Informing the practice of a novice counsellor by adapting the miracle question for New Zealand youth.
Degree GrantorUniversity of Canterbury
Degree NameMaster of Counselling
This thesis is a story of part of my journey as a novice counsellor, engaging with the miracle question sequence, a tool of Solution-Focused Brief Therapy (SFBT). The original miracle question, developed by Steve de Shazer, Insoo Kim Berg and their colleagues, was intended to help a client shift from being ‘stuck’ to feeling enabled to move forward (de Jong and Berg, 2013).
The aim of this study was to capture the development of the miracle question sequence of Solution-Focused Brief Therapy with young people in Aotearoa/New Zealand. Five young people volunteered to participate in my reflective research, which involved a counselling session, in which I introduced an adapted miracle question and asked them to complete a Session Rating Scale (Duncan, Miller, Sparks, Johnson, 2003). I also asked them to comment on the adapted miracle question. These counselling sessions were videoed and analysed with a particular focus on participants’ shaping and articulation of the miracle question sequence.

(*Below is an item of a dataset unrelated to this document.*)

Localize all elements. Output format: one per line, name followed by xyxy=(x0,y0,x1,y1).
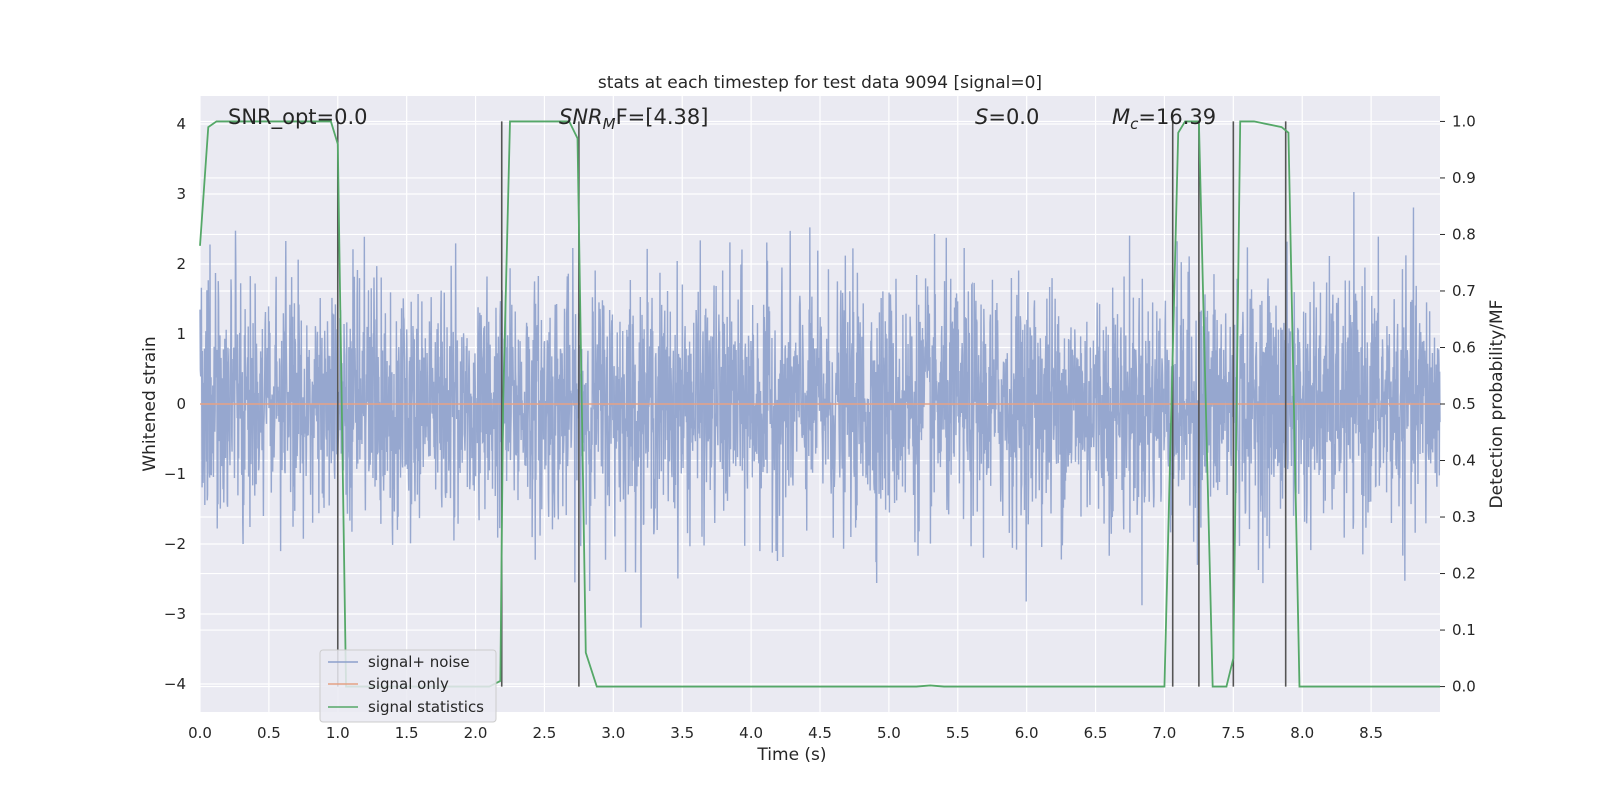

Through a qualitative interpretive analysis, I was able to retrieve rich data that exemplified the co-construction in which the participants and myself engaged. Clients also said that they enjoyed using the adapted miracle question, felt heard and liked thinking about their future and preferred future in a novel way.
Through further reflection on the analysis I was able to describe some key elements of this co-construction that have informed my practice with the miracle question. Further, I discuss this with respect to the vulnerabilities of a novice counsellor when she/he feels ‘stuck’. Implications for other counsellors are also considered.